Сборник откровенно скучный. Хотя да, не могу спорить, что в нем разрабатываются, во многом даже изобретаются приемы метапрозы (“письма о письме”), но чего-то интересного по итогам писательских рефлексий о писательстве и экспериментов с формальными элементами повествования не выходит. Ну эксперимент, ну рефлексия — ну и что? В “Менелаиаде”, предлагающей банальное решение не раскрытого древними греками вопроса “Почему Елена выбрала середнячка Менелая?”, можно поразвлечься выстраиванием схемы вложенных нарративов, но больше в ней делать нечего. В рефлексивных рассказах читателю делать нечего вовсе, кроме как в каждом предложении фиксировать, что или а) текст рассказывает себя, или б) автору нечего сказать. Реалистические рассказы об Эмброузе Менше на этом фоне выглядят странно и, увы, тоже никакого огня в себе не содержат.

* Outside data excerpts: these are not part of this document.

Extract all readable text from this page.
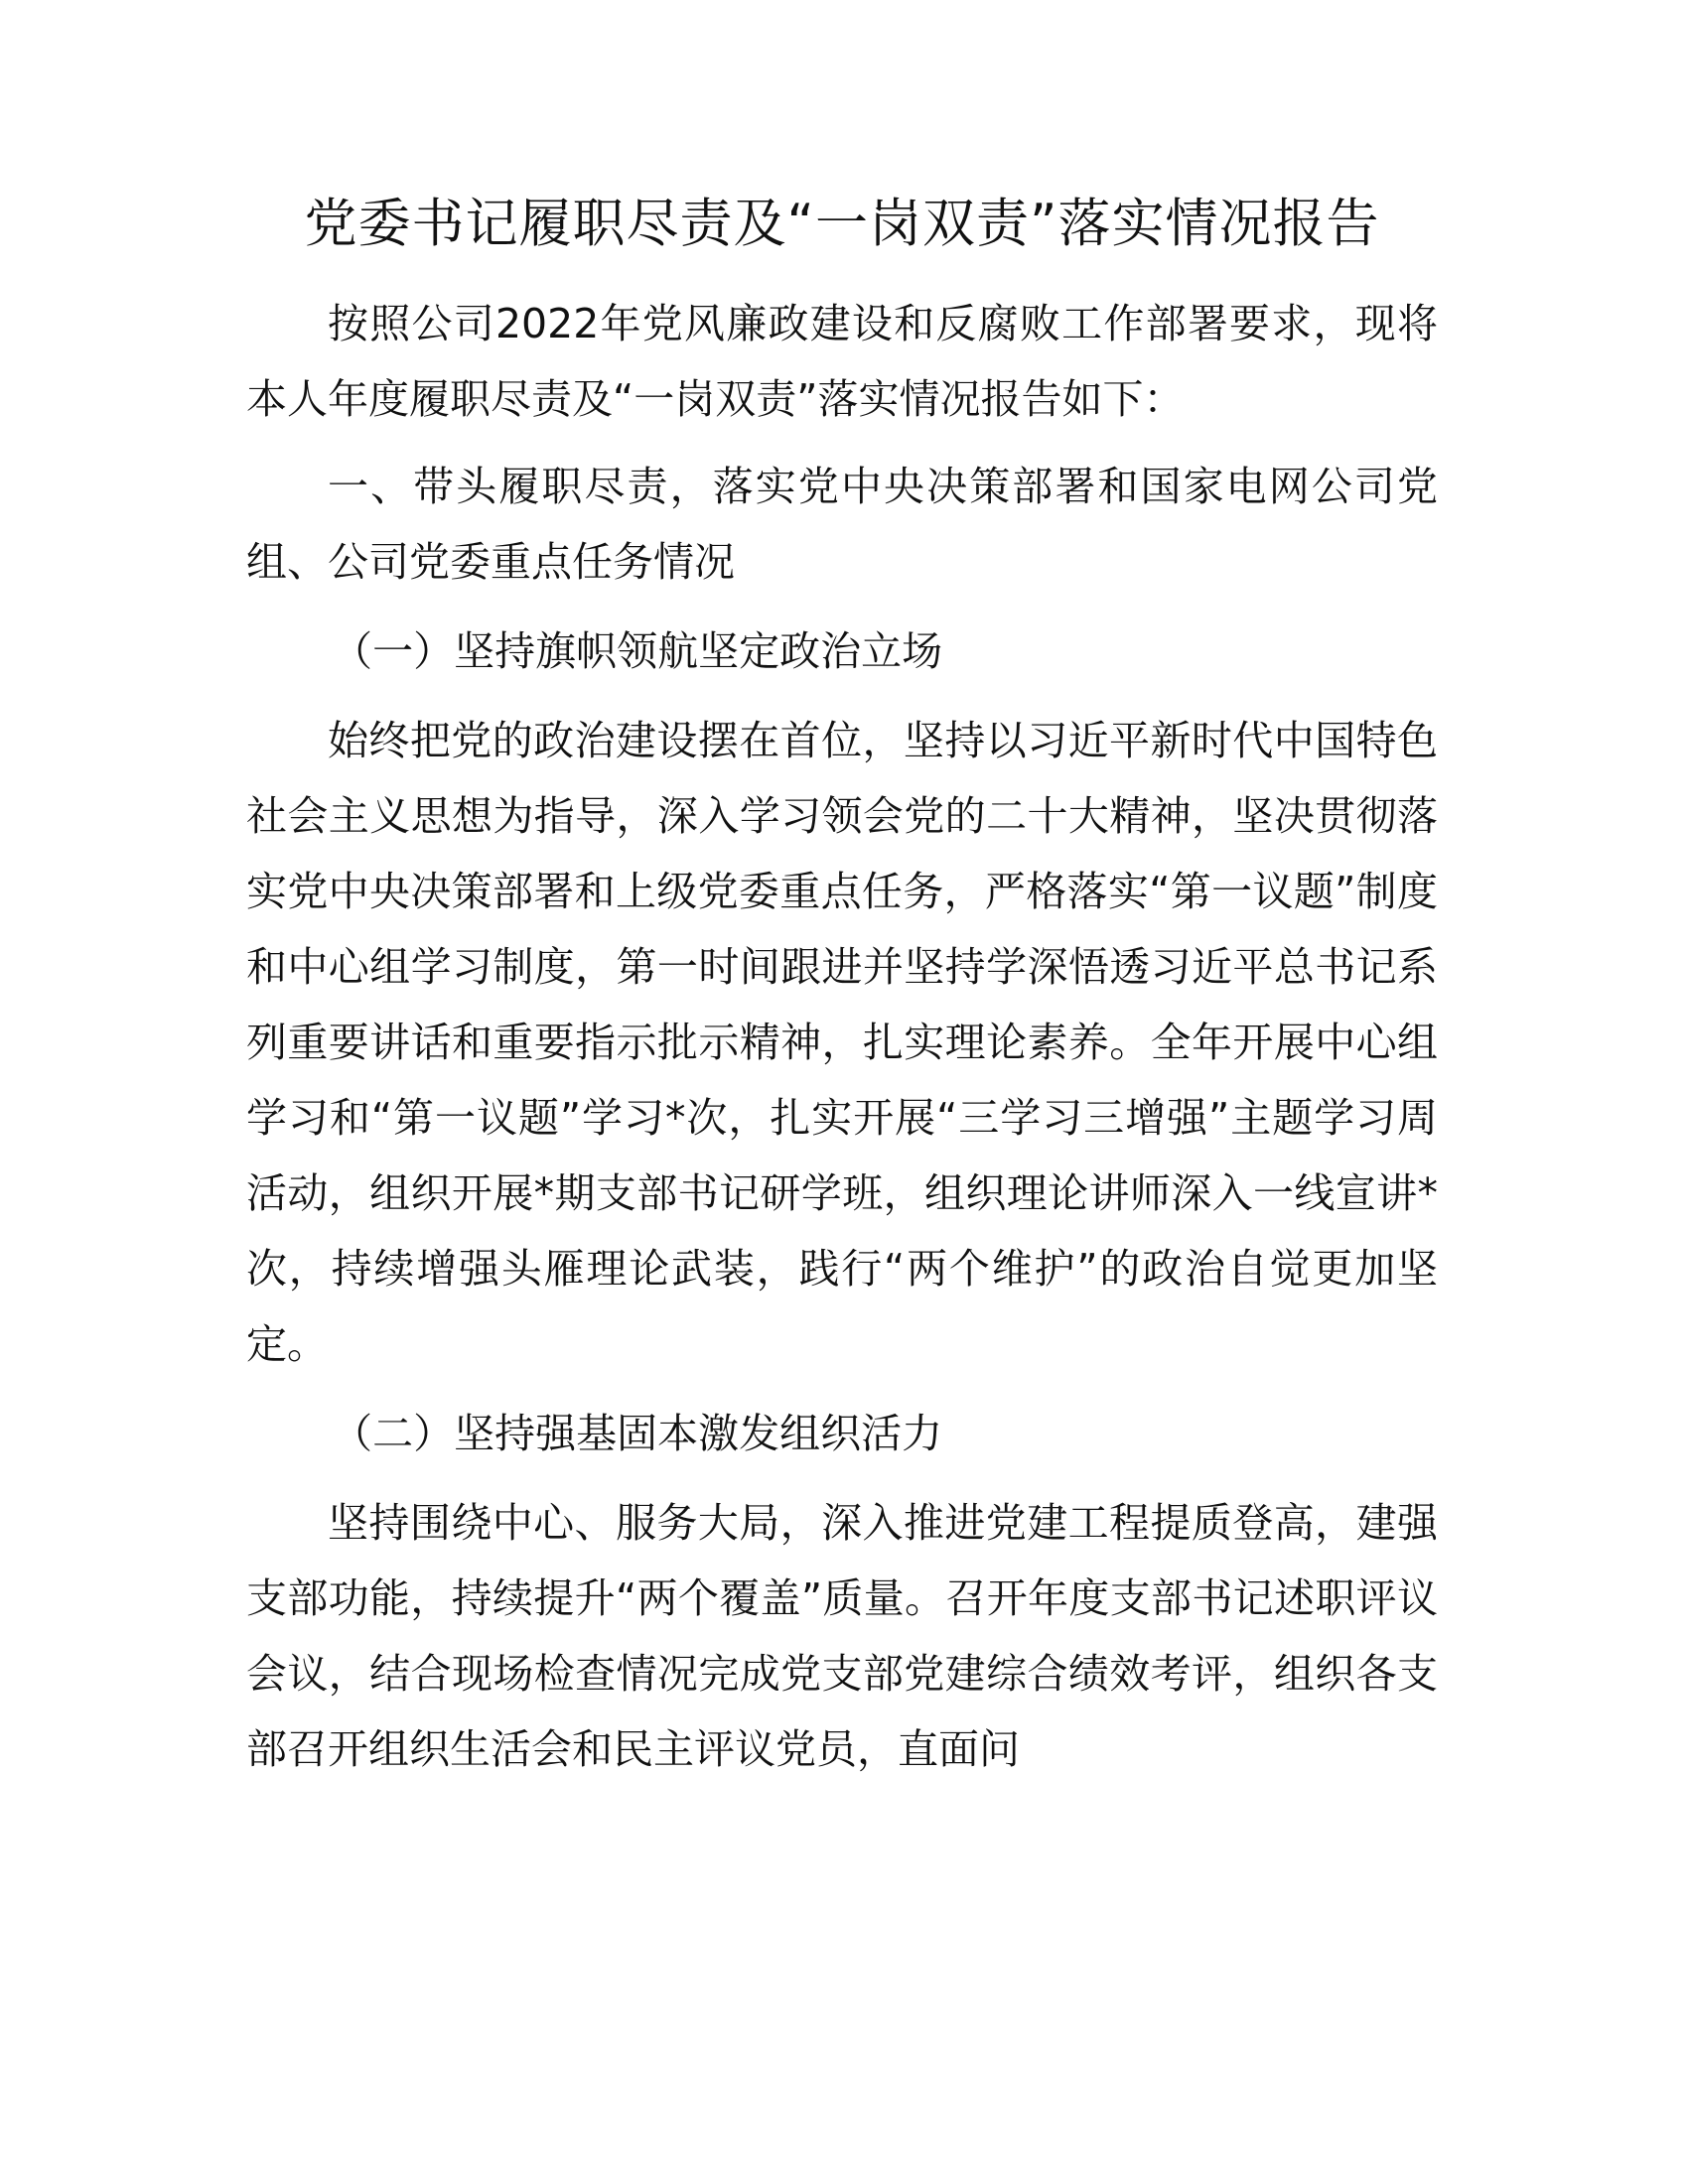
党委书记履职尽责及“一岗双责”落实情况报告

按照公司2022年党风廉政建设和反腐败工作部署要求，现将本人年度履职尽责及“一岗双责”落实情况报告如下：

一、带头履职尽责，落实党中央决策部署和国家电网公司党组、公司党委重点任务情况

（一）坚持旗帜领航坚定政治立场

始终把党的政治建设摆在首位，坚持以习近平新时代中国特色社会主义思想为指导，深入学习领会党的二十大精神，坚决贯彻落实党中央决策部署和上级党委重点任务，严格落实“第一议题”制度和中心组学习制度，第一时间跟进并坚持学深悟透习近平总书记系列重要讲话和重要指示批示精神，扎实理论素养。全年开展中心组学习和“第一议题”学习*次，扎实开展“三学习三增强”主题学习周活动，组织开展*期支部书记研学班，组织理论讲师深入一线宣讲*次，持续增强头雁理论武装，践行“两个维护”的政治自觉更加坚定。

（二）坚持强基固本激发组织活力

坚持围绕中心、服务大局，深入推进党建工程提质登高，建强支部功能，持续提升“两个覆盖”质量。召开年度支部书记述职评议会议，结合现场检查情况完成党支部党建综合绩效考评，组织各支部召开组织生活会和民主评议党员，直面问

Хорош, на мой вкус, только “Ночное путешествие морем” о зарождении сочинителя из генов слушателя.
“Заблудившись в комнате смеха” воплощает риск, изначально заложенный в творческом кредо Джона Барта “Эстетика превыше всего” — риск написать нечто эстетически важное для автора, но лишенное какой-либо читательской ценности. Идеи в рассказах ясные, но технические. Тексты, в которых эти идеи реализованы, тоже технические. Фокусируясь на форме, Барт пренебрегает содержанием, так что рассказывающая о себе и отношениях с автором история не имеет ни событий, ни персонажей. И если заявки на эксперимент поначалу воспринимаются с интересом, вскоре всякий интерес из чтения “Заблудившись в комнате смеха” улетучивается, так как все эксперименты в сборнике поставлены ради самих себя, а не ради каких-либо конкретных результатов. Получается, что иллюстрировать постмодернистские приемы рассказами из сборника удобно, но читать их как самостоятельные произведения, а не примеры метафишкна, незачем.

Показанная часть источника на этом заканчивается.